Enviada em 29/08/2021

Na obra literária “O Quinze” de Rachel de Queiroz , é perceptível na drama o que uma crise hídrica pode acarretar na vida de uma sociedade pobre, obrigando as pessoas a migrar na busca de algo tão simples: a água. Nesse contexto, o Brasil vem sofrendo com escassez e, principalmente, com o baixo nível na rede de tratamento das fontes de água nacional.
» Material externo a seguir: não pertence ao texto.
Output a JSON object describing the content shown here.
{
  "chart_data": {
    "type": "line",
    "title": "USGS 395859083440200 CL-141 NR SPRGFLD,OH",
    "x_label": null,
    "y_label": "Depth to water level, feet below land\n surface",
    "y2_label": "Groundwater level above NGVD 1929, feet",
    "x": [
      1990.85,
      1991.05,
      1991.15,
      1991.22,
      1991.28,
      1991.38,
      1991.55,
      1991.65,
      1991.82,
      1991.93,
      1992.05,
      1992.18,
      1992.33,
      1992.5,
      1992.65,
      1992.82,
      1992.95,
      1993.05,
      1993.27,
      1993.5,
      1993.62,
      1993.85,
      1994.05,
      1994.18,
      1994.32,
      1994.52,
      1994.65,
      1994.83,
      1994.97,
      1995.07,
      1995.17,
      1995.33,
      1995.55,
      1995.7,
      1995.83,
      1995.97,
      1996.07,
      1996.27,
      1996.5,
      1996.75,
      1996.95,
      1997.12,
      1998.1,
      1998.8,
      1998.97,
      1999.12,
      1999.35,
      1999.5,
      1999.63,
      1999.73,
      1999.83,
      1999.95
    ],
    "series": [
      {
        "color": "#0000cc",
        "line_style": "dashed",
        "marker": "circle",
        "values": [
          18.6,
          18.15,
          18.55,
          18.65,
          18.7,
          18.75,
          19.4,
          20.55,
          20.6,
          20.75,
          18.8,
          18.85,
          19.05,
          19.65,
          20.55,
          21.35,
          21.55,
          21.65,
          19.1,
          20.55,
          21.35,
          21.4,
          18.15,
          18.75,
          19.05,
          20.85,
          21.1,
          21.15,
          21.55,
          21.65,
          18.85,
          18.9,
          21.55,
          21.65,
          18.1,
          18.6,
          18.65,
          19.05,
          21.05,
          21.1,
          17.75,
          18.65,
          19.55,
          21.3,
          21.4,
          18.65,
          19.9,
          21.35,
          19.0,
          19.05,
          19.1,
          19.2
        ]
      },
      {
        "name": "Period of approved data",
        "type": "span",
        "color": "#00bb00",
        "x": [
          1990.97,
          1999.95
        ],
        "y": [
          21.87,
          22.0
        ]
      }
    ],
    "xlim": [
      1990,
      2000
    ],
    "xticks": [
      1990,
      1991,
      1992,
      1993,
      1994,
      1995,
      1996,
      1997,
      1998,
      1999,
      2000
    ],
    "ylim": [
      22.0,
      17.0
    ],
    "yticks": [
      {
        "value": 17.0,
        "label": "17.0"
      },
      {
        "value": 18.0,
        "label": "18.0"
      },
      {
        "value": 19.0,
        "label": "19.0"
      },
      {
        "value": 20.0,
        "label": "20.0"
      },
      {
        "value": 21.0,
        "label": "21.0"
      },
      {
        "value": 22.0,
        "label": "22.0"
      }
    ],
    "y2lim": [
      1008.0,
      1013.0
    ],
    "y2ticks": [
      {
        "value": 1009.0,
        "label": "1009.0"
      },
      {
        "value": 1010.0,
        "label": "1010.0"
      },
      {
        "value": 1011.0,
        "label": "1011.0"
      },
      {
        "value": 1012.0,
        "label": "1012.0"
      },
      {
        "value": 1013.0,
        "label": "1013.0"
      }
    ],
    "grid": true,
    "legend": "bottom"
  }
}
Sabendo disso, dois pontos não podem ser negligenciados: o mal uso da água e seus impactos na sociedade brasileira.

Sob esse viés, sabe-se que o Nordeste brasileiro sempre sofreu com o abastecimento pelo fato de estar em uma área com baixos índices pluviométricos . Porém, outras regiões do Brasil hoje sofrem com a falta de chuva, por exemplo o Rio de Janeiro, que começou a sofrer com água com gosto de areia e mal cheiro, segundo dados do Companhia Estadual de Águas e Esgotos do Rio de Janeiro, a CEDAE. A problemática, por mais que seja preucupante, não está somente na lacuna da chuva, mas também no pensamento criado de que a água nunca acabará, levando ao descuido no uso da mesma.

Nesse contexto, vale citar também a “água virtual”, que é o volume de água gasto no processo de produção dos bens de serviço, é aquela que você consome mas não vê. Esse conceito permite compreender diretamente o impacto do disperdício e do consumismo na preservação da água como direito universal. Cada vez que algo é comprado, memo que não tenha água em sua composição, estão comprando também o impacto ambiental da água utilizada no processo de desenvolvimento do produto adquirido.

É evidente , portanto, que existe uma necessidade de que cobranças sejam feitas para as autoridades sobre o uso da água pelos grandes produtores e industrias. Para isso, o Ministério do Meio Ambiente deve, além de regulamentar e fiscalizar vazamentos e disperdícios, beneficiar em isenções aqueles que adaptarem sua produção à métodos mais sustentáveis e de reaproveitamento, como o uso da água das chuvas,limpezas e reutilização da mesma. Espera-se  com isso, que, em um futuro próximo, a crise seja algo para se apreciar apenas na literatura.